Our men and women in Iraq and Afghanistan are putting in 18-hour days, seven days a week, for 15 months.  No vacations, no holidays, no weekends off.  I think that the President owes them his full effort in doing his part to proclaim the real progress that is being achieved.  Vague statements of progress are not sufficient.  An information campaign is what is needed.   It is time to cowboy up.
Accurate, meaningful information that spans the full spectrum of subjects, including good news as well as bad, is critical to the American people getting a true picture of the war.  If the information is slanted too far one way as it is now, the consequence will not just be defeat of the US, but could lead to mass murder and instability throughout the Middle East, Africa and the world at large.  That does not mean that it will happen, but an American defeat would have a chilling effect on our allies and embolden our enemies.

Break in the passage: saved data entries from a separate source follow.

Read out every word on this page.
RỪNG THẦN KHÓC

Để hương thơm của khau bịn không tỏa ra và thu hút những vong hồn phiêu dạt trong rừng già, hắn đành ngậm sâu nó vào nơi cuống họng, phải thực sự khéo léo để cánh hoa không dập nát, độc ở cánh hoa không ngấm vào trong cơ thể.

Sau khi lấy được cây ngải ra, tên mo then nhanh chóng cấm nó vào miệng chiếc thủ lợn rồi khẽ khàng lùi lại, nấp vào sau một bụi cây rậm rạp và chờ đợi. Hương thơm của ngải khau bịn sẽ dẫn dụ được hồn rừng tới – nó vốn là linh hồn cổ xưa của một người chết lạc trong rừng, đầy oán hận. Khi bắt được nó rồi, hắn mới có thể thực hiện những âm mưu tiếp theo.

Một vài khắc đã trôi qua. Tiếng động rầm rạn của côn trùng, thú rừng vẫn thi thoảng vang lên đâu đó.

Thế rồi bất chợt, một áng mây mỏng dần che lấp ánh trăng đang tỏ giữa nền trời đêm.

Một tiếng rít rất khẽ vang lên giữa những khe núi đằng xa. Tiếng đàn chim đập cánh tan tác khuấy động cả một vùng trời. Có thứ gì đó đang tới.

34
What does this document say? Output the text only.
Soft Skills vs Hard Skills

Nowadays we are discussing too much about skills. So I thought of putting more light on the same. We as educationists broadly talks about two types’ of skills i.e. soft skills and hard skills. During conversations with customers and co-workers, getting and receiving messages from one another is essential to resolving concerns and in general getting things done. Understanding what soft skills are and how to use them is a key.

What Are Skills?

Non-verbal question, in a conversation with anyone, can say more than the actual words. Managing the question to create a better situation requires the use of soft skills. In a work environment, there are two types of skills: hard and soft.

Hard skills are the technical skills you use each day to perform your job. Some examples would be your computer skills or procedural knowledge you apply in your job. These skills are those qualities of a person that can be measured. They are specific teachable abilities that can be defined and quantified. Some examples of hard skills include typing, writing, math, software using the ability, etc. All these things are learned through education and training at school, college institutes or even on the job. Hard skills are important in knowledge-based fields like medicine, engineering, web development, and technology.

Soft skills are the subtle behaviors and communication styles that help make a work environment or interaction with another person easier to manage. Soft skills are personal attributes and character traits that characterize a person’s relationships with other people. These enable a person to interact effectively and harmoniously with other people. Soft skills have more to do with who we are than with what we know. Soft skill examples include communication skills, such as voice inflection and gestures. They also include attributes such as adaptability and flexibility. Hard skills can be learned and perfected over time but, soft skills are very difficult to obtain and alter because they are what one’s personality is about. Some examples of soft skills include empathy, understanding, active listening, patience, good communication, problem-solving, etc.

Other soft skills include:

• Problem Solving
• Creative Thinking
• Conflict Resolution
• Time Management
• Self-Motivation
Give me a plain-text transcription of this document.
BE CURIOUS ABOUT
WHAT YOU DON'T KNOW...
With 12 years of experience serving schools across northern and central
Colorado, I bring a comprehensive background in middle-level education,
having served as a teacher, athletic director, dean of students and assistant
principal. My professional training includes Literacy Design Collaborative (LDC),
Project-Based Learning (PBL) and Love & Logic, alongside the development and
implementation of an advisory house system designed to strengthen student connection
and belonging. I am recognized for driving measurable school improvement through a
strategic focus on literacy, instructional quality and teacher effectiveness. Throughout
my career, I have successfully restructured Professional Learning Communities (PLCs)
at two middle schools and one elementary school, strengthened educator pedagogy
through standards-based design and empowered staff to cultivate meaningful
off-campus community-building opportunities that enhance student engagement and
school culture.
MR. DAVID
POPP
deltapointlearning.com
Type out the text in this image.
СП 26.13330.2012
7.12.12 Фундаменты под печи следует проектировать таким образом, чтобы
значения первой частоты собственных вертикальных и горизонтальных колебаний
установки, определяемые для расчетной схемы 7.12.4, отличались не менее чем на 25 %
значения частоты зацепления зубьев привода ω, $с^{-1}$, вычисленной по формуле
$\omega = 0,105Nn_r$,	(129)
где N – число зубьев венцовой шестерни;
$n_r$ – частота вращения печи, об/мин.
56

The flip side of that argument is that only good news reporting will inevitably lead to laziness and complacency that would cause America to not see the mistakes that have been made in the war; and so, not pursue any correction for the mistakes.
It is a balance that will not be reached via unbiased reporting.  It is reached by the left and right pulling against each other to reach equilibrium.  The moderates accomplish nothing; they sit and watch.  We need the left to motivate the right to make progress as much as the left needs us to motivate them in the same way.  The problem lies not with the media’s left of center standing.  The problem lies with the lack of effort on the part of the right of center people to counter the left.  This is how balance is found.  The right needs to cowboy up and counter the media.   
Gerd Schroeder is a Major in the US Army.  He has served in Iraq and Afghanistan.  He does not speak for the US Army or the Department of Defense.